Water Pipes Froze and Oranges and Lemons Destroyed.
CHARLES ARMSTRONG WRITES FROM NEW CALIFORNIA HOME
Tells Interesting Facts About the Deep Sea Fishing in Pacific Near Santa Monica
From a letter written under date of February 6th by Charles Armstrong of Santa Monica, California, to his former Irvington neighbor, agent R.M. Watson, of the C. &. N. W. Ry., the following extracts were taken:
“I do not know whose turn it is to write, but 1 will take ‘a try.’
“We have had in the past winter the coldest weather ever known here. water pipes bursted here in town—I saw them; nearly all flowers frozen, but they will come again soon. It was down to 16 degrees above zero here, and in the citrus region as low as seven degrees above zero, for three mornings and the ground froze a couple of inches deep. There were thousands of carloads of oranges and lemons destroyed, lying on the ground. Lemons are more easily affected than oranges. The growers will be pleased if the freeze has not killed all their young trees.
“It has been very warm lately. Today at noon, it was 74 degrees in the shade. I heard one awful blast and rumble of thunder this afternoon. It was in the mountains toward Pasadena. It sprinkled a little here.

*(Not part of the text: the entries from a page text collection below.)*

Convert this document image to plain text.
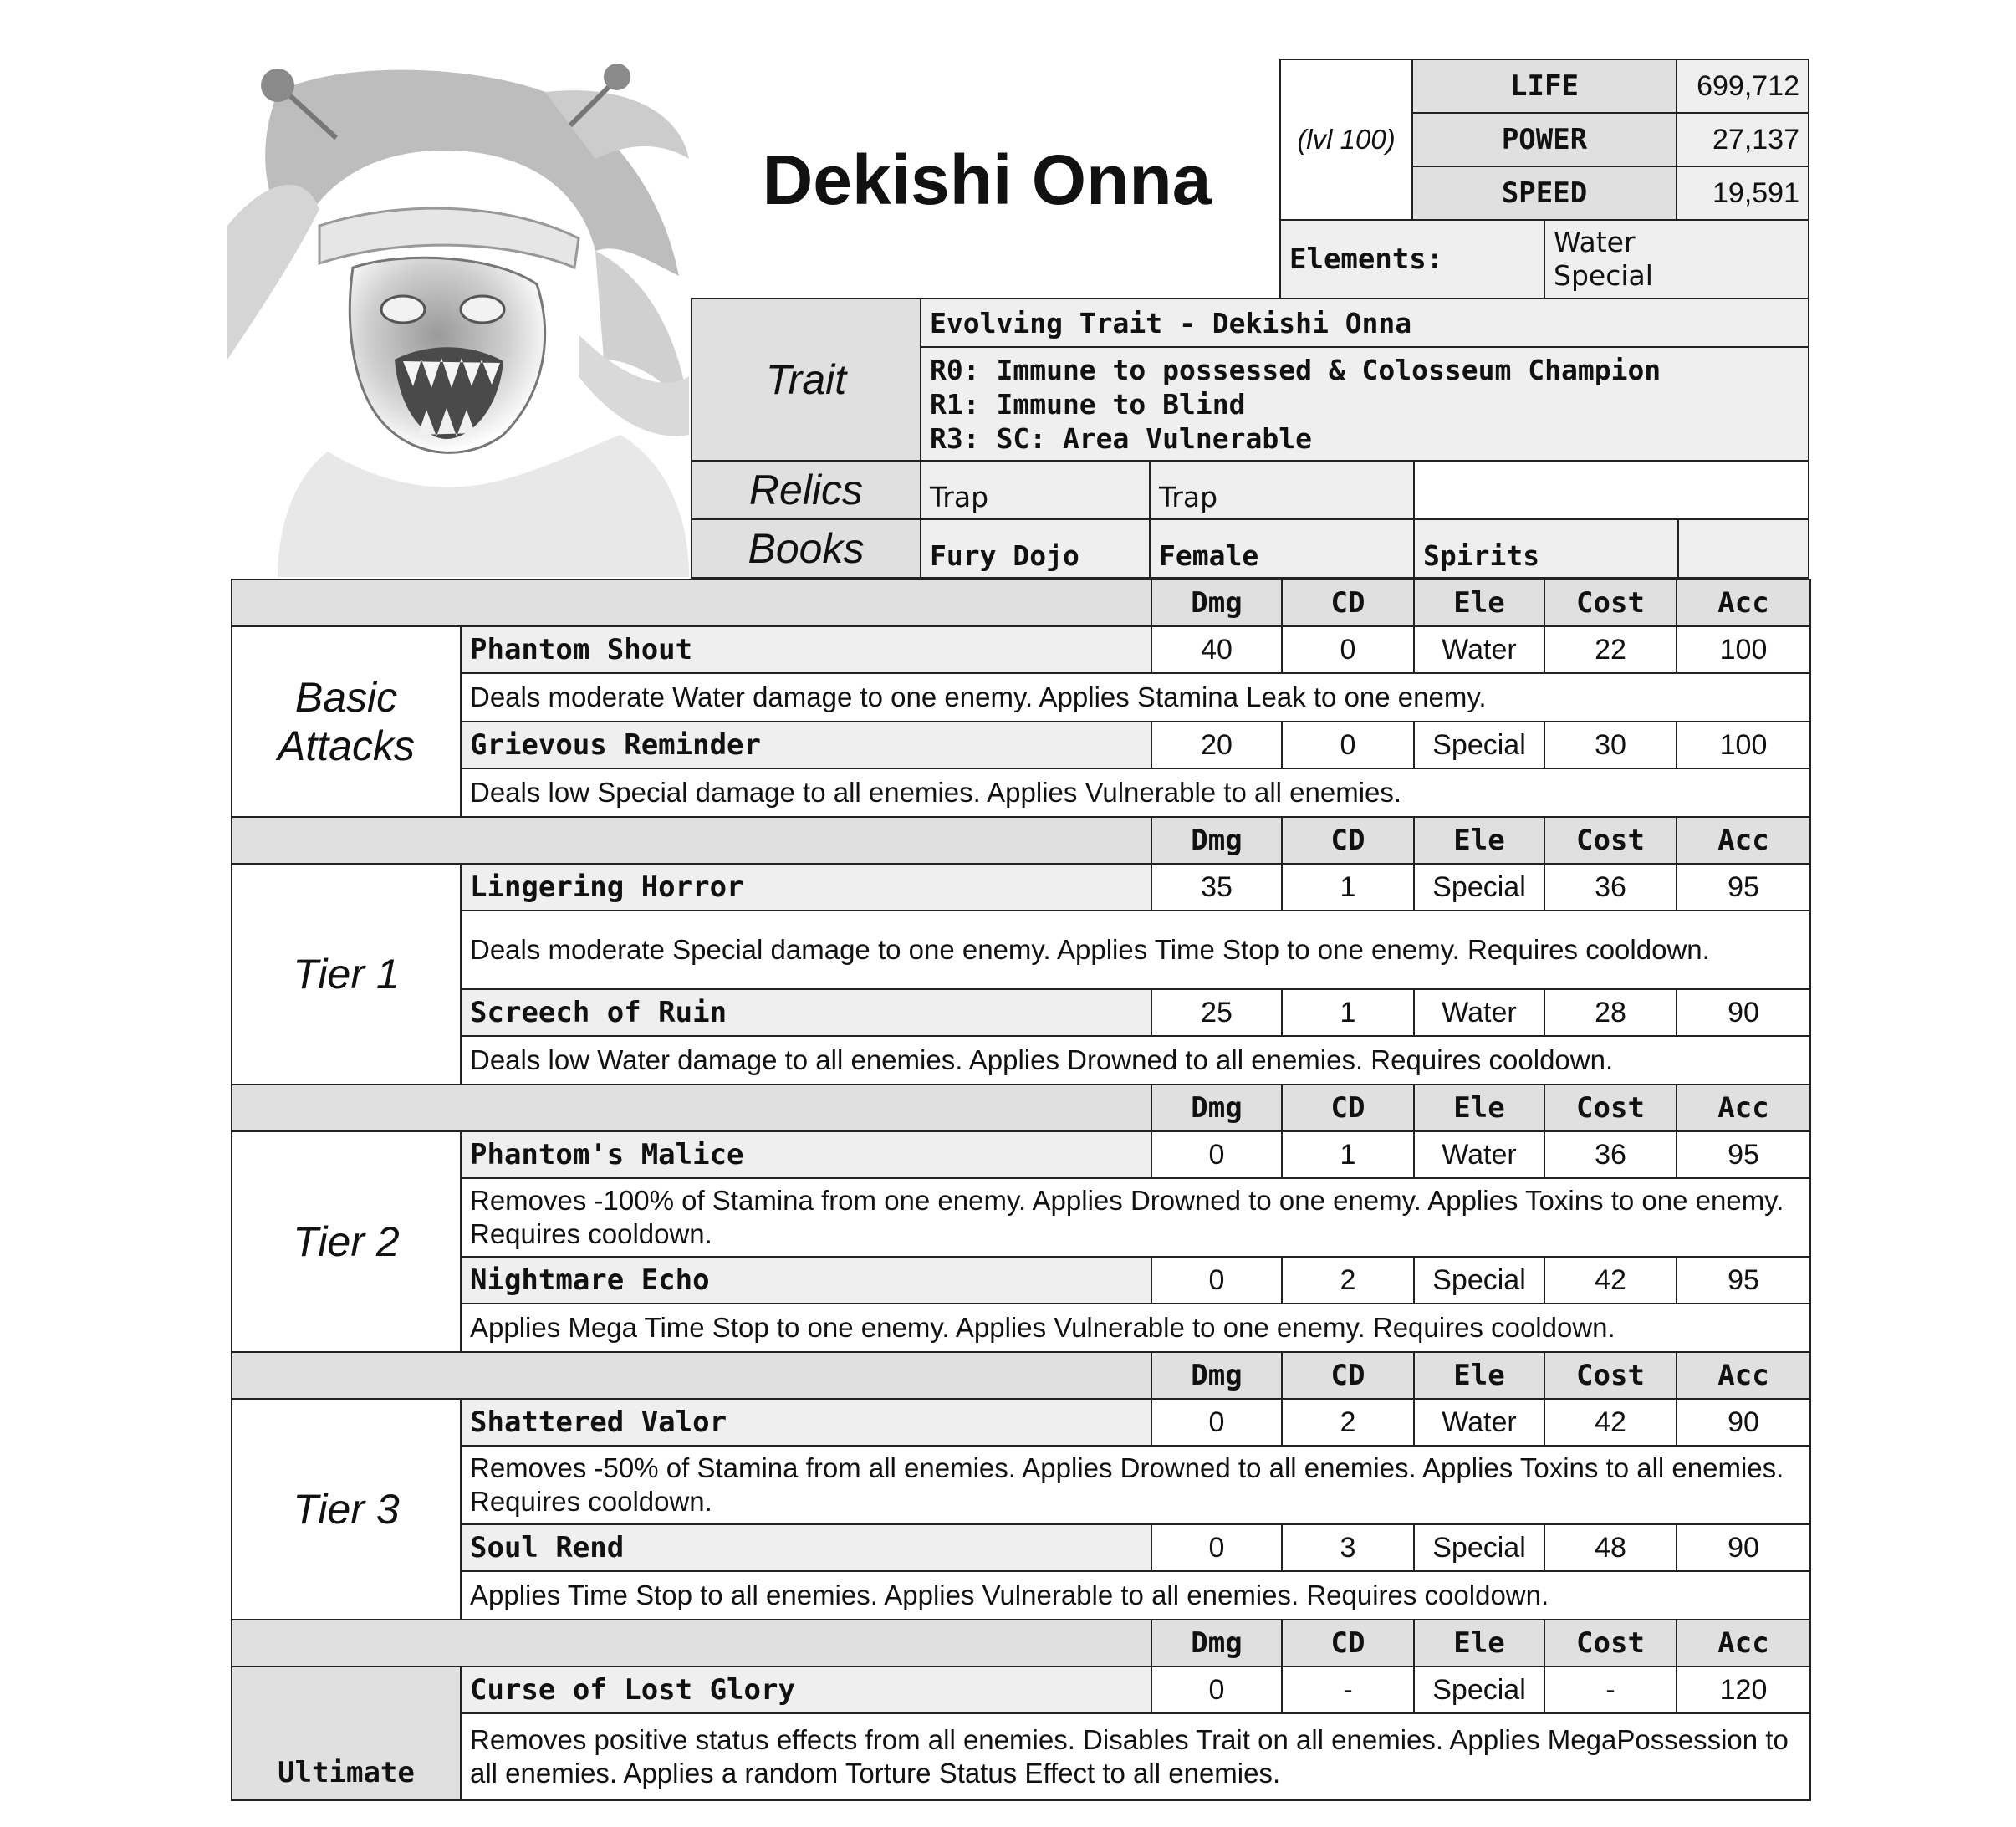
Dekishi Onna
(lvl 100)
LIFE	699,712
POWER	27,137
SPEED	19,591
Elements:
Water
Special
Trait
Evolving Trait - Dekishi Onna
R0: Immune to possessed & Colosseum Champion
R1: Immune to Blind
R3: SC: Area Vulnerable
Relics	Trap	Trap
Books	Fury Dojo	Female	Spirits
Dmg	CD	Ele	Cost	Acc
Basic
Attacks
Phantom Shout	40	0	Water	22	100
Deals moderate Water damage to one enemy. Applies Stamina Leak to one enemy.
Grievous Reminder	20	0	Special	30	100
Deals low Special damage to all enemies. Applies Vulnerable to all enemies.
Dmg	CD	Ele	Cost	Acc
Tier 1
Lingering Horror	35	1	Special	36	95
Deals moderate Special damage to one enemy. Applies Time Stop to one enemy. Requires cooldown.
Screech of Ruin	25	1	Water	28	90
Deals low Water damage to all enemies. Applies Drowned to all enemies. Requires cooldown.
Dmg	CD	Ele	Cost	Acc
Tier 2
Phantom's Malice	0	1	Water	36	95
Removes -100% of Stamina from one enemy. Applies Drowned to one enemy. Applies Toxins to one enemy. Requires cooldown.
Nightmare Echo	0	2	Special	42	95
Applies Mega Time Stop to one enemy. Applies Vulnerable to one enemy. Requires cooldown.
Dmg	CD	Ele	Cost	Acc
Tier 3
Shattered Valor	0	2	Water	42	90
Removes -50% of Stamina from all enemies. Applies Drowned to all enemies. Applies Toxins to all enemies. Requires cooldown.
Soul Rend	0	3	Special	48	90
Applies Time Stop to all enemies. Applies Vulnerable to all enemies. Requires cooldown.
Dmg	CD	Ele	Cost	Acc
Ultimate
Curse of Lost Glory	0	-	Special	-	120
Removes positive status effects from all enemies. Disables Trait on all enemies. Applies MegaPossession to all enemies. Applies a random Torture Status Effect to all enemies.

“I am going to plant potatoes and all garden stuff tomorrow. The frogs are singing very loudly tonight as I write. It is now just 11 o’clock and 18 minutes, p. m., February 6, Pacific time; your time, February 7, 1:00 o’clock, 18 min., a. m. Pretty near time for you to get up. I have it ‘on you’; can sleep two hours longer every morning.
“They do not get many fish now. The fishermen go out three or four miles sometimes up to ten miles, and fish with hand lines, with fifteen or twenty hooks; and if they want whitefish they can just let their lines down about 350 feet and sometimes get several at one pull. They bait with salted fish. .For rock cod they let down from 700 to 800 feet.

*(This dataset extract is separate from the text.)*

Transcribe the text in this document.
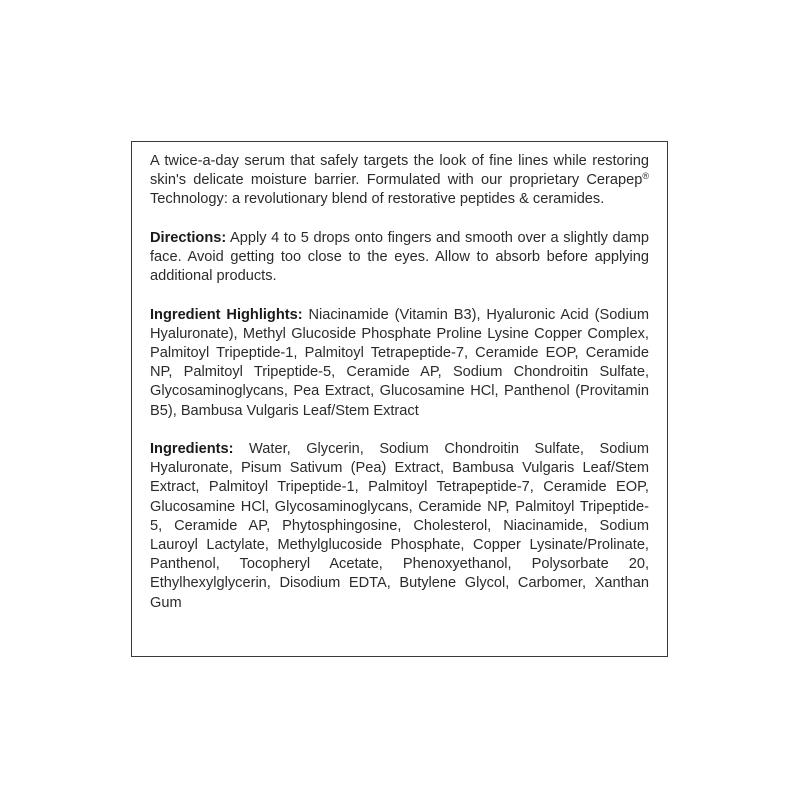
A twice-a-day serum that safely targets the look of fine lines while restoring skin's delicate moisture barrier. Formulated with our proprietary Cerapep® Technology: a revolutionary blend of restorative peptides & ceramides.

Directions: Apply 4 to 5 drops onto fingers and smooth over a slightly damp face. Avoid getting too close to the eyes. Allow to absorb before applying additional products.

Ingredient Highlights: Niacinamide (Vitamin B3), Hyaluronic Acid (Sodium Hyaluronate), Methyl Glucoside Phosphate Proline Lysine Copper Complex, Palmitoyl Tripeptide-1, Palmitoyl Tetrapeptide-7, Ceramide EOP, Ceramide NP, Palmitoyl Tripeptide-5, Ceramide AP, Sodium Chondroitin Sulfate, Glycosaminoglycans, Pea Extract, Glucosamine HCl, Panthenol (Provitamin B5), Bambusa Vulgaris Leaf/Stem Extract

Ingredients: Water, Glycerin, Sodium Chondroitin Sulfate, Sodium Hyaluronate, Pisum Sativum (Pea) Extract, Bambusa Vulgaris Leaf/Stem Extract, Palmitoyl Tripeptide-1, Palmitoyl Tetrapeptide-7, Ceramide EOP, Glucosamine HCl, Glycosaminoglycans, Ceramide NP, Palmitoyl Tripeptide-5, Ceramide AP, Phytosphingosine, Cholesterol, Niacinamide, Sodium Lauroyl Lactylate, Methylglucoside Phosphate, Copper Lysinate/Prolinate, Panthenol, Tocopheryl Acetate, Phenoxyethanol, Polysorbate 20, Ethylhexylglycerin, Disodium EDTA, Butylene Glycol, Carbomer, Xanthan Gum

“The water has such high pressure at such depths that when the fishermen get some of the fish on their hooks and start to draw up the line the fish come up them selves, and long before they get to the top they are dead, with their stomachs protruding from their mouths and their eyes popped clear out of the sockets.
“Whitefish cannot be beaten for eating. They are a very pretty red and weigh an average of three to five pounds. No bones except in the back, just like a bullhead.

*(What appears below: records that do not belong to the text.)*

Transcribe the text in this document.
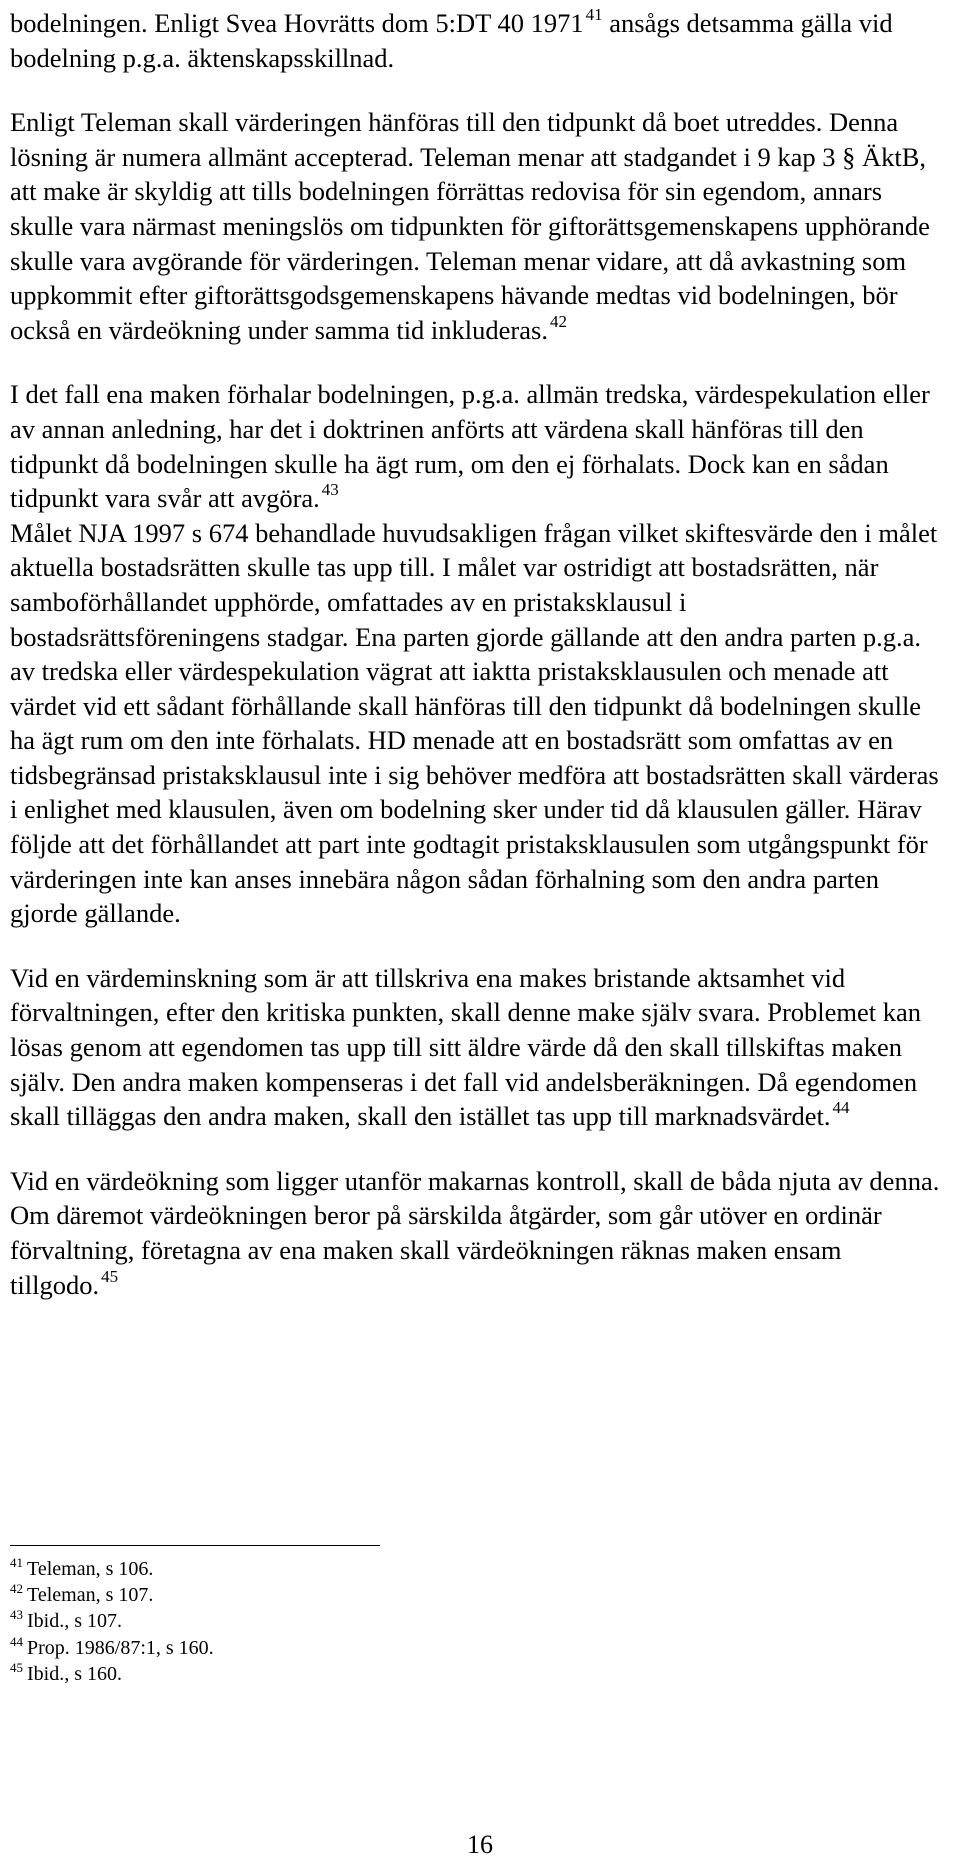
bodelningen. Enligt Svea Hovrätts dom 5:DT 40 1971 $^{41}$ ansågs detsamma gälla vid bodelning p.g.a. äktenskapsskillnad.

Enligt Teleman skall värderingen hänföras till den tidpunkt då boet utreddes. Denna lösning är numera allmänt accepterad. Teleman menar att stadgandet i 9 kap 3 § ÄktB, att make är skyldig att tills bodelningen förrättas redovisa för sin egendom, annars skulle vara närmast meningslös om tidpunkten för giftorättsgemenskapens upphörande skulle vara avgörande för värderingen. Teleman menar vidare, att då avkastning som uppkommit efter giftorättsgodsgemenskapens hävande medtas vid bodelningen, bör också en värdeökning under samma tid inkluderas. $^{42}$

I det fall ena maken förhalar bodelningen, p.g.a. allmän tredska, värdespekulation eller av annan anledning, har det i doktrinen anförts att värdena skall hänföras till den tidpunkt då bodelningen skulle ha ägt rum, om den ej förhalats. Dock kan en sådan tidpunkt vara svår att avgöra. $^{43}$

Målet NJA 1997 s 674 behandlade huvudsakligen frågan vilket skiftesvärde den i målet aktuella bostadsrätten skulle tas upp till. I målet var ostridigt att bostadsrätten, när samboförhållandet upphörde, omfattades av en pristaksklausul i bostadsrättsföreningens stadgar. Ena parten gjorde gällande att den andra parten p.g.a. av tredska eller värdespekulation vägrat att iaktta pristaksklausulen och menade att värdet vid ett sådant förhållande skall hänföras till den tidpunkt då bodelningen skulle ha ägt rum om den inte förhalats. HD menade att en bostadsrätt som omfattas av en tidsbegränsad pristaksklausul inte i sig behöver medföra att bostadsrätten skall värderas i enlighet med klausulen, även om bodelning sker under tid då klausulen gäller. Härav följde att det förhållandet att part inte godtagit pristaksklausulen som utgångspunkt för värderingen inte kan anses innebära någon sådan förhalning som den andra parten gjorde gällande.

Vid en värdeminskning som är att tillskriva ena makes bristande aktsamhet vid förvaltningen, efter den kritiska punkten, skall denne make själv svara. Problemet kan lösas genom att egendomen tas upp till sitt äldre värde då den skall tillskiftas maken själv. Den andra maken kompenseras i det fall vid andelsberäkningen. Då egendomen skall tilläggas den andra maken, skall den istället tas upp till marknadsvärdet. $^{44}$

Vid en värdeökning som ligger utanför makarnas kontroll, skall de båda njuta av denna. Om däremot värdeökningen beror på särskilda åtgärder, som går utöver en ordinär förvaltning, företagna av ena maken skall värdeökningen räknas maken ensam tillgodo. $^{45}$

$^{41}$ Teleman, s 106.
$^{42}$ Teleman, s 107.
$^{43}$ Ibid., s 107.
$^{44}$ Prop. 1986/87:1, s 160.
$^{45}$ Ibid., s 160.
16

“They caught a deep sea bass the other day, weighing 504 lbs. It was seven and a half feet long and had a six foot girth. The next day another weighing over 300 pounds was caught, and a third weighing a little less. I am going out with the boys soon to try my luck.
“There was a whale stranded on the beach a couple of weeks ago for a little while. Something was after him, I think a herd of porpoises. These are dark brown fish, about six feet long, and several hundred are sometimes found together. One herd passed under the pier and it was over a mile long. They are of no value as food, but their skins make finer shoe strings than any thing else on earth.
“It is strange the amount of food that is derived from the ocean. There are hundreds of varieties of fish, clams, lobsters, shrimps, oysters, eels, etc.
“The tides have been running high lately, so the fish went into deep water. Fishermen here have traps they make out of stout lumber. These are weighted heavily with bricks and they have a rope attached to a large wooden float. The rope is from one to four hundred feet long, according to the depth of the water where they want to sink the trap. I was told the traps in one hundred feet of water were torn all to pieces by the great agitation of the water resulting from the high tides; and the traps in four hundred feet of water were also badly handled. The water for quite a ways down was greatly agitated.
“Each variety or kind of fish seeks a certain depth and keeps it, for ocean fish can live only in their own respective zones. You might say they are arranged in layers, one on top of the other and a certain distance apart.
“The large sea bass I spoke of had eleven halibut inside for his dinner, and they weighed about three pounds each.
“I saw a fine buck the other day; it was about a ‘ten pointer.’ I could have shot him, as I had my 32 special, which shoots through 46 inches of pine, but the season is closed. I could get deer any day within three miles of town. I have a very fine ‘nine pointer’ in my garage.
“I never say before in all my life, as many quail as I saw here in one month last fall. I also saw, and missed, a great giant lynx. My ‘pal’ and I each wanted to get the first shot; result, a clean miss. D—– !
“Harry Lewis and wife were here today and will leave for home about the fifteenth. Fred Arnold and wife were in town tonight; also Harry Wilson is here from Algona.
I certainly must cease writing, as it is now 12:08 a.m.
All the roosters this side of the Rockies are crowning. Well, chickens don’t amount to much here! I bought an old hen the other day to boil—18 cts. a lb., alive. I gave $1.35 for a spring chicken, dressed, 35 cts. a lb. Eggs are 45 cts. per doz.; baled oat hay, $28.00 a ton.”